29 thoughts on “Kipling’s Poetic Hits (And Misses)

  1. When I was still in the Army, I took a paperback of “Essential Kipling” with me on every deployment. I also learned to take a dozen copies of “The White Man’s Burden” to hand out when somebody would ask why we were there in some forsaken part of the world, trying to help people who hated us.

    His good poems are so very good, his bad ones quite rotten. Very hit or miss for me.

  2. I like to compare Rudyard Kipling’s life and works with those of Robert Service. It’s an interesting juxtaposition. They were contemporaries, of course.

    • You can add A. B. “Banjo” Patterson. “Brumbie’s Run,” “The Man from Snowy River,” “The Drover’s Horse,” and many others.

  3. Read a number of Kipling’s things over the years, usually as passdown/trades from the rolling library in the mess. Agree with McChuck, Essential Kipling was probably the best of the lot.

  4. Poetry is an aural art. It often falls flat on the page. Here is the only example I have ever found of Kipling set to music:

    • English folk singer Peter Bellamy set at least 4 albums worth of Kipling poems to music. He fit them to traditional English folk or music halls melodies and they work like a charm. Just go to Amazon and look up Peter Bellamy and you’ll recognize the titles. 2 albums of songs from Puck of Pook’s Hill and Rewards and Fairies, and one of Barrack Room Ballads, and then 8-10 others, including Recessional.

      • ….. and several of them are on YouTube. Moderator delete if copyright issues)


        I can’t find the full album Barrackroom Ballads on Youtube but it is available as a CD on Amazon or whatever.
        Here’s Gunga Din though.

  5. Best story poem by far: Mary Gloster. There are also what one might call mischief poems – The Betrothed being such.

  6. I am 86 years old, a vet of two wars. When I was eleven I was given a framed copy of Kipling’s “If”. It has stood me well and I am grateful for it.

  7. “Danny Deever” and “Tommy.” We were thrilled when our homeschooled eight-year-old recited “Danny Deever” from memory. A very dramatic poem.

  8. Perhaps I missed it, but no “If”?!!!

    Poems may be a matter of taste, but parts of “If” are spectacular and have quite probably influenced the better parts (what is left of them) of our culture.

  9. “If” is not on the list?
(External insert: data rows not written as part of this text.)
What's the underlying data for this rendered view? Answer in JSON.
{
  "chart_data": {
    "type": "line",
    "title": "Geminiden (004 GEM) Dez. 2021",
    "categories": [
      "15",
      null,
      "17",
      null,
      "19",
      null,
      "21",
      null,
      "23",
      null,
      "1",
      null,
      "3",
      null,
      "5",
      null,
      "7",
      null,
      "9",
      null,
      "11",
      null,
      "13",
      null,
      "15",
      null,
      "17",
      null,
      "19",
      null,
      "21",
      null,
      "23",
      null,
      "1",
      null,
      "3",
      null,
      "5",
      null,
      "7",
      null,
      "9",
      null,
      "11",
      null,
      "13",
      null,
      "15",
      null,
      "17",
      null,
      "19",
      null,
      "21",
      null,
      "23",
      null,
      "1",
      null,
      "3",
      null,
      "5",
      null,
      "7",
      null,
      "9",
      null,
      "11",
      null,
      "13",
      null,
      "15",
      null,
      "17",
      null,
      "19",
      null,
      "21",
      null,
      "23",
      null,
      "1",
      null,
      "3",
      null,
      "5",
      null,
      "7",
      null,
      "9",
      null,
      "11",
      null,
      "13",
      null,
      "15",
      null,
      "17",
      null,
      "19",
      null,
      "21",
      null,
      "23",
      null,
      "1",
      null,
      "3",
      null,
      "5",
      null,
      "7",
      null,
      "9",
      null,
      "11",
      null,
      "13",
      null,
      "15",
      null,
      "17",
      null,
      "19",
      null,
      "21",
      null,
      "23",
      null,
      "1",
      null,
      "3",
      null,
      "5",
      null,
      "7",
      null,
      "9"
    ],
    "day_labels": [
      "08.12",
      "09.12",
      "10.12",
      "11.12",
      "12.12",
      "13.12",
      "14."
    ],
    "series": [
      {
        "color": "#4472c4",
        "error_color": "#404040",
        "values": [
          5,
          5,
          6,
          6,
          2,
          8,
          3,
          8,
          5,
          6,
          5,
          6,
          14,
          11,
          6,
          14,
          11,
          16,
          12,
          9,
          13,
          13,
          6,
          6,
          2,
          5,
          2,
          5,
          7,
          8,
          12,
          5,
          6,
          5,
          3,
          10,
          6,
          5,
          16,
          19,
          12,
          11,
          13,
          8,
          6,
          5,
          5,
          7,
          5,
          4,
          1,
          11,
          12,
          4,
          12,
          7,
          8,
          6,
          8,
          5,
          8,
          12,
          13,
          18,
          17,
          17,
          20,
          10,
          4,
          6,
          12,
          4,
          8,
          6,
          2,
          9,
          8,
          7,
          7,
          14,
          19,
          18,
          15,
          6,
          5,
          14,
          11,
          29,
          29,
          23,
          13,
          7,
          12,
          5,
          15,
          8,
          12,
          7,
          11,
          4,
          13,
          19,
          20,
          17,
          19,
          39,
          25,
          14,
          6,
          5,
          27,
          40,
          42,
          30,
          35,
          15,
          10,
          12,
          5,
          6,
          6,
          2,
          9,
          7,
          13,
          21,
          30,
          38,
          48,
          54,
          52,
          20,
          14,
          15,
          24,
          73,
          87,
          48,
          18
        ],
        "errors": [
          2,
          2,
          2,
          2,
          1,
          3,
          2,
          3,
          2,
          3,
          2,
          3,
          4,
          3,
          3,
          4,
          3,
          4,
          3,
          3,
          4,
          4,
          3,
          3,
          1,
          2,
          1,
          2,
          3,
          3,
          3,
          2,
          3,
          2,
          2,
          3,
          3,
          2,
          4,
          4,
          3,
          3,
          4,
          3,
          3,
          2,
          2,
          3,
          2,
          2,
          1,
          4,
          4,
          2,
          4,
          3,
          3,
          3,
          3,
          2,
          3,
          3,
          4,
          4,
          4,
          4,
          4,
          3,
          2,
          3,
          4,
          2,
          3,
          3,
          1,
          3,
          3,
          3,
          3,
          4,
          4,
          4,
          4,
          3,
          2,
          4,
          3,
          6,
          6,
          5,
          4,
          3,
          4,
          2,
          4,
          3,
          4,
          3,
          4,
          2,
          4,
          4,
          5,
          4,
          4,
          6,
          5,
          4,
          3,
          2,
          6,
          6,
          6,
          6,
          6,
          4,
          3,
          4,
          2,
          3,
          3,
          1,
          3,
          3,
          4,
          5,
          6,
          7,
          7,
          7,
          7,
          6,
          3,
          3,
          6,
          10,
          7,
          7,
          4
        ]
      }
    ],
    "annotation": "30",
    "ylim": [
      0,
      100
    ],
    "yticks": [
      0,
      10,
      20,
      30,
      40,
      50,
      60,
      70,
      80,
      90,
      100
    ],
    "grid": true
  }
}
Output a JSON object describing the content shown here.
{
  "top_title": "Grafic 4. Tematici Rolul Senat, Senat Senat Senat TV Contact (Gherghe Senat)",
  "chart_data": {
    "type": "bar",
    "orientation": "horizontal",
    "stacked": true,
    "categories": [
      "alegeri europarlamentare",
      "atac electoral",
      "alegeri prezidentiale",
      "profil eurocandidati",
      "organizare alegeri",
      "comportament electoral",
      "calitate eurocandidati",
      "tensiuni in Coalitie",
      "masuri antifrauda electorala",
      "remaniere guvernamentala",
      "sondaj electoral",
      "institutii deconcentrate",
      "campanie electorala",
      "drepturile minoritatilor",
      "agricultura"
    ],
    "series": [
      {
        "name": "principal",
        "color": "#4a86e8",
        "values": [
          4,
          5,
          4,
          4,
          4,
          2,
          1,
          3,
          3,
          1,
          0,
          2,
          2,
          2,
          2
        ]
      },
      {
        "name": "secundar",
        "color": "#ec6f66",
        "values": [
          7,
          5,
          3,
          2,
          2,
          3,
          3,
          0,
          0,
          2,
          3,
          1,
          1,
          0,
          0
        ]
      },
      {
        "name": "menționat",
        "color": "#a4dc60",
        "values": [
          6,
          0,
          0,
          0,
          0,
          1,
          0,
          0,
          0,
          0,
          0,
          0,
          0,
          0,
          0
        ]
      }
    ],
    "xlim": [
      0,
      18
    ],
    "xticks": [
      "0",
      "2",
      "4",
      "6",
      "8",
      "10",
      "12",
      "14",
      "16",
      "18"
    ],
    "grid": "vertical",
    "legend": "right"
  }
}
Really? “If”? Too trite? Too predictable? Too Didactic? I would like to understand why you do not feel it worthy.

    • It’s not one of my personal favorites, probably because of early over-exposure. It meant a lot when I was much younger, but others have edged it out of the top rank for me.

      • If: When I needed it, it was there. Especially “If you can meet with triumph and disaster and treat these two impostors just the same.”.

  10. Don’t forget “The Betrothed”, which contains the immortal line:

    And a woman is only a woman, but a good cigar is a smoke.

  11. Thus the artless songs I sing
    Do not tell of anything
    New, or never gone before

    As it was in the beginning
    It is now: official sinning
    And shall be, forevermore.

  12. The two that I memorized on my own: “The Ballad of the King’s Mercy” and “The Ballad of the King’s Jest”…both read very well. I was hugely impressed with how few lines it took him to create the settings and spin the tales.

    You listed “The Mother-Lodge,” and I agree; “The Palace” is another very good Masonic-inspired one.